Last year the Co-operative, which has 600 hives on its farmland around the country, piloted a scheme to train would-be beekeepers on allotments in Manchester.

 

Now the company is rolling out the idea to other areas in Manchester, London and Inverness as, as part of its Plan Bee programme to help reverse falling numbers of the important pollinator.

 

The scheme, in which people attend a free two-day course, are provided with free kit, bees and an easy-to-use plastic "beehaus" hive if they are interested in keeping bees, is being run with the aim of getting 300 new beekeepers in the city centres.

 

An extra £225,000 announced today for Plan Bee will help fund the beekeeping scheme for city gardens and allotments, along with financing more research into the causes of bee declines.

 

It brings the total funding by the Co-operative for the programme, which was launched in January 2009, to £475,000 – this includes research, raising awareness of the honeybee's plight and efforts to encourage people to plant bee-friendly wildflowers.

 

Funding has gone to research into the potential impacts of pesticides known as neonicotinoids on bees.

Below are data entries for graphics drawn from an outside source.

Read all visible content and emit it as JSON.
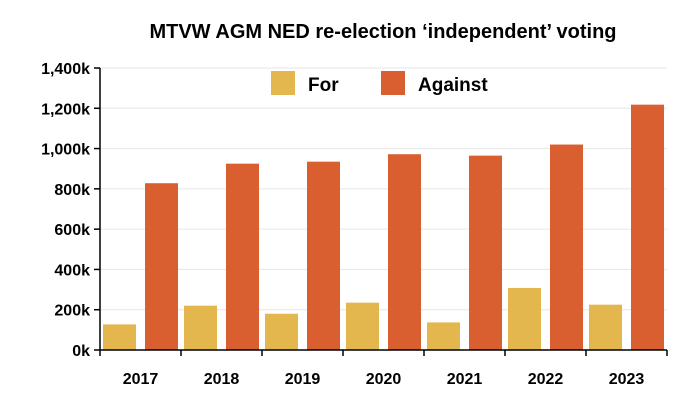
{
  "chart_data": {
    "type": "bar",
    "title": "MTVW AGM NED re-election ‘independent’ voting",
    "xlabel": "",
    "ylabel": "",
    "categories": [
      "2017",
      "2018",
      "2019",
      "2020",
      "2021",
      "2022",
      "2023"
    ],
    "series": [
      {
        "name": "For",
        "color": "#E3B64E",
        "values": [
          127000,
          220000,
          180000,
          235000,
          137000,
          308000,
          225000
        ]
      },
      {
        "name": "Against",
        "color": "#D95F31",
        "values": [
          828000,
          925000,
          935000,
          972000,
          965000,
          1020000,
          1218000
        ]
      }
    ],
    "ylim": [
      0,
      1400000
    ],
    "yticks": [
      0,
      200000,
      400000,
      600000,
      800000,
      1000000,
      1200000,
      1400000
    ],
    "ytick_labels": [
      "0k",
      "200k",
      "400k",
      "600k",
      "800k",
      "1,000k",
      "1,200k",
      "1,400k"
    ],
    "grid": true,
    "legend_position": "top"
  }
}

The research programme has also sponsored efforts to map where the native British black honeybees – believed to be hardier than the Italian honeybees most often used in hives – are found, so they can be used to breed tougher queens.

 

The company will also be giving away hundreds of thousands of packets of wildflower seeds, containing bee favourites such as poppies, cornflowers, white campion and corncockle.

 

Paul Monaghan, head of social goals at the Co-operative, said: "Nature's number one pollinating machine appears to be breaking down and no-one knows for sure why.

 

"Urban beekeeping is becoming increasingly popular and could be a vital tool in the reverse of honeybee decline in the UK."

 

He added: "Through our projects we want to show people that you don't have to have acres of land to take up beekeeping."

 

Last year the Westminster government's conservation agency, Natural England, urged householders in towns and cities to consider keeping bees in their gardens and on rooftops or even balconies to counter declining honeybee populations.

 

The agency also backed the launch of the "beehaus" design of beehive and called on people to support bees – including wild bumblebees – by planting insect-friendly plants in their gardens.

 

Bees play an important role in agriculture, with the value of commercial crops that benefit from bee pollination estimated at £100 million to £200m a year while honey is worth £10m-£30m.

 

But bee populations face a growing number of threats including pests and diseases such as the varroa mite and a lack of habitat providing food sources such as wild flowers.

 

Numbers of honeybee colonies have fallen by between 6.7 per cent and almost 12 per cent a year over the past three years, according to government figures.